Alberta’s Chief Medical Officer of Health, Dr. Deena Hinshaw, says that the federal government has not reached out to her office regarding their proposed quarantine camps and she has questions about the plan.
The Trudeau government released a Request for Information (RFI) proposed to industry stakeholders, seeking plans to maximize efficiency when detaining and isolating “people for public health and other related federal requirements.”
In her Tuesday press conference, Dr. Hinshaw stated that she had questions about the possibility of a federally imposed program in Alberta, adding that the province already has a much less draconian program to isolate infected Albertans with no where else to stay. Presently, the Government of Alberta is housing infected citizens in a hotel in order to combat the virus without infecting other members of their household.
“In our province we have been managing the ability to support those who need it by using dedicated hotel space and supporting those individuals so that we limit the amount of in household transmission in those households where they don't have the capacity to isolate or quarantine effectively,” Dr. Hinshaw told Rebel News.
Dr. Hinshaw also announced on Tuesday that the government would be ending asymptomatic testing in the province, effective November 4th.

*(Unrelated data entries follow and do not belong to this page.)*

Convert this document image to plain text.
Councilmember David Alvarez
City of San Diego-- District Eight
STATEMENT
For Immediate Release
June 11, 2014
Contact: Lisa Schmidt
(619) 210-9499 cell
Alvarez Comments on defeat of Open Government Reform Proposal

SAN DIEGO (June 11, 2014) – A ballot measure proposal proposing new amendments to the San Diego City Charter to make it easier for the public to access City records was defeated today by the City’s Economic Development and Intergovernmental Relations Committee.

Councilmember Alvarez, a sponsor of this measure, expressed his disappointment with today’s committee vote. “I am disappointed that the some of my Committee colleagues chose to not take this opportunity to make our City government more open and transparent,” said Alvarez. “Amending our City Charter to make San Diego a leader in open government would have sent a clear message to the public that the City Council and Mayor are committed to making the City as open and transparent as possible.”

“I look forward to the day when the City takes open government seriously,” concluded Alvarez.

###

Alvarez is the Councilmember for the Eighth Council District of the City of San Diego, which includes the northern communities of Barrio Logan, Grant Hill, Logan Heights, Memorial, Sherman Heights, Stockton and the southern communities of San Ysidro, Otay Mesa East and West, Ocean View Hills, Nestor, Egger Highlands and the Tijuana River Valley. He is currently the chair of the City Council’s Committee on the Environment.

Efforts will be focused on testing symptomatic Albertans and the close contacts of those infected.
According to Ontario’s Deputy Chief Medical Officer, testing in asymptomatic populations is notoriously ineffective, leading to false positives in approximately half of tests. Dr. Hinshaw disputes that specific number, but believes the province will fare better testing a smaller sample of Albertans. According to the data, only around 0.1% of tested asymptomatic patients are truly positive, and resources are best spent focusing on those exhibiting symptoms.
Throughout the press conference, the majority of reporters calling in were asking if Dr. Hinshaw would cancel Halloween, or other “second-wave” fear-mongering headlines.
Hinshaw declined, on both counts, adding that using the term “second-wave” at all was misleading and wrong.